We’re Cheering For The Body-Positive #ThighReading Movement – And Here’s Why You Will, Too
For many of us, summertime can be a Pandora's Box of body image anxieties. It's hot outside, which means shorts and skirts -- and that our legs are on full display. In our thigh-gap-obsessed society, this means spending a lot of quality time looking at our legs and contrasting them to the ones in magazines.
That's why it's refreshing (and necessary) as hell to see the #thighreading hashtag trending on Twitter in the last few days. It's a collection -- and celebration -- of women and their glorious, sexy stretch marks. MTV News spoke to the Twitter goddess known as @princess_labia, who first tweeted the hashtag, to find out more about the movement.
"I wasn't thinking I was creating a hashtag, 'cause I post pictures of my body and my body 'flaws,'" she said. "I was just sitting on the couch with my legs crisscrossed and I was just looking at my stretch marks and feeling them, because they’re kind of deep some places and yeah, I was just looking at it and I was like, 'oh, it’s like a palm reading.'"
So she sent off this Tweet and followed it up with another asking people to show her their #thighreading.
Before she knew it, tons of women were using the hashtag and responding with their own pics, and thus -- a badass, body-positive revolution was born.
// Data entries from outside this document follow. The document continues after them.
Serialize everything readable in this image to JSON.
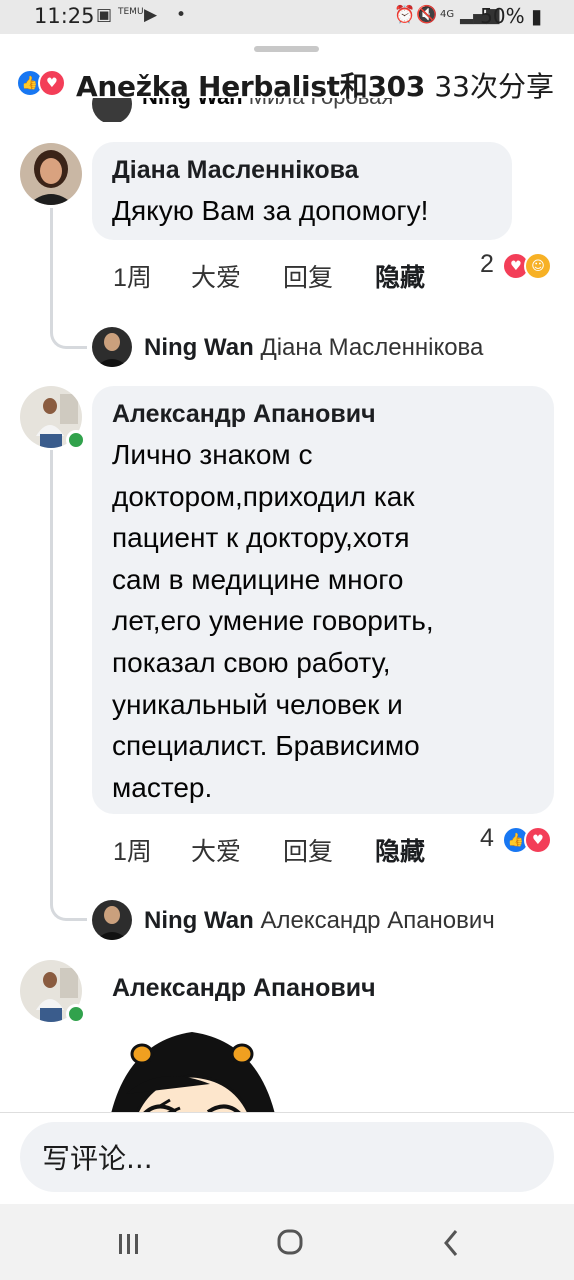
{
  "status_bar": {
    "time": "11:25",
    "app_label": "TEMU",
    "network": "4G",
    "battery": "50%"
  },
  "header": {
    "title": "Anežka Herbalist和303",
    "shares": "33次分享"
  },
  "partial_reply": {
    "author": "Ning Wan",
    "to": "Мила Горовая"
  },
  "comments": [
    {
      "author": "Діана Масленнікова",
      "text": "Дякую Вам за допомогу!",
      "time": "1周",
      "love_label": "大爱",
      "reply_label": "回复",
      "hide_label": "隐藏",
      "reactions_count": "2",
      "reactions": [
        "love",
        "care"
      ],
      "reply_preview": {
        "author": "Ning Wan",
        "to": "Діана Масленнікова"
      }
    },
    {
      "author": "Александр Апанович",
      "text": "Лично знаком с\nдоктором,приходил как\nпациент к доктору,хотя\nсам в медицине  много\nлет,его умение говорить,\nпоказал свою работу,\nуникальный человек и\nспециалист. Брависимо\nмастер.",
      "time": "1周",
      "love_label": "大爱",
      "reply_label": "回复",
      "hide_label": "隐藏",
      "reactions_count": "4",
      "reactions": [
        "like",
        "love"
      ],
      "reply_preview": {
        "author": "Ning Wan",
        "to": "Александр Апанович"
      }
    },
    {
      "author": "Александр Апанович",
      "sticker": "cartoon-girl-sticker"
    }
  ],
  "composer": {
    "placeholder": "写评论..."
  },
  "colors": {
    "like": "#1877f2",
    "love": "#f33e58",
    "care": "#f7b125",
    "bubble": "#f0f2f5",
    "online": "#31a24c"
  }
}
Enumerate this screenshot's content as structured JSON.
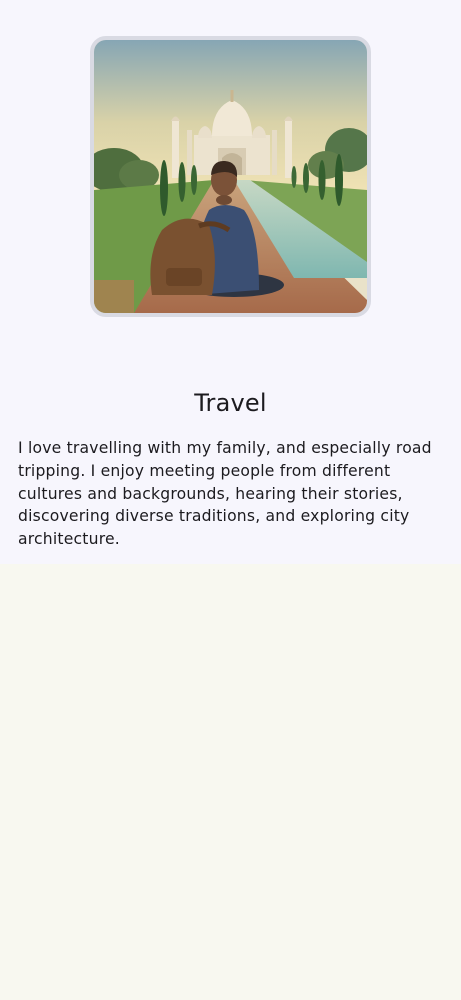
{
  "profile": {
    "image": {
      "icon": "travel-photo-taj-mahal",
      "alt": ""
    },
    "title": "Travel",
    "description": "I love travelling with my family, and especially road tripping. I enjoy meeting people from different cultures and backgrounds, hearing their stories, discovering diverse traditions, and exploring city architecture."
  },
  "colors": {
    "card_background": "#f7f6fd",
    "page_background": "#f8f8f0",
    "image_border": "#d9dae3",
    "text": "#1c1b1f"
  }
}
@Princess_labia said that she's thrilled with #thighreading's unexpected -- and unbelievable -- success. "It’s especially exciting because you get responses like, ‘I didn’t realize how many girls had this’ or ‘it makes me feel more comfortable having these’ or ‘the more I look at them the more beautiful I realize they are," she said.
She hopes that #thighreading will make people feel "normalized" in a society that constantly -- and wrongfully -- tells them they're not. "[Stretch marks are] so frickin' normal, but because we never see any images in the media that are not photoshopped or altered in some way, [we] feel the way the way we look is not normal, when we’re the normal ones," she added.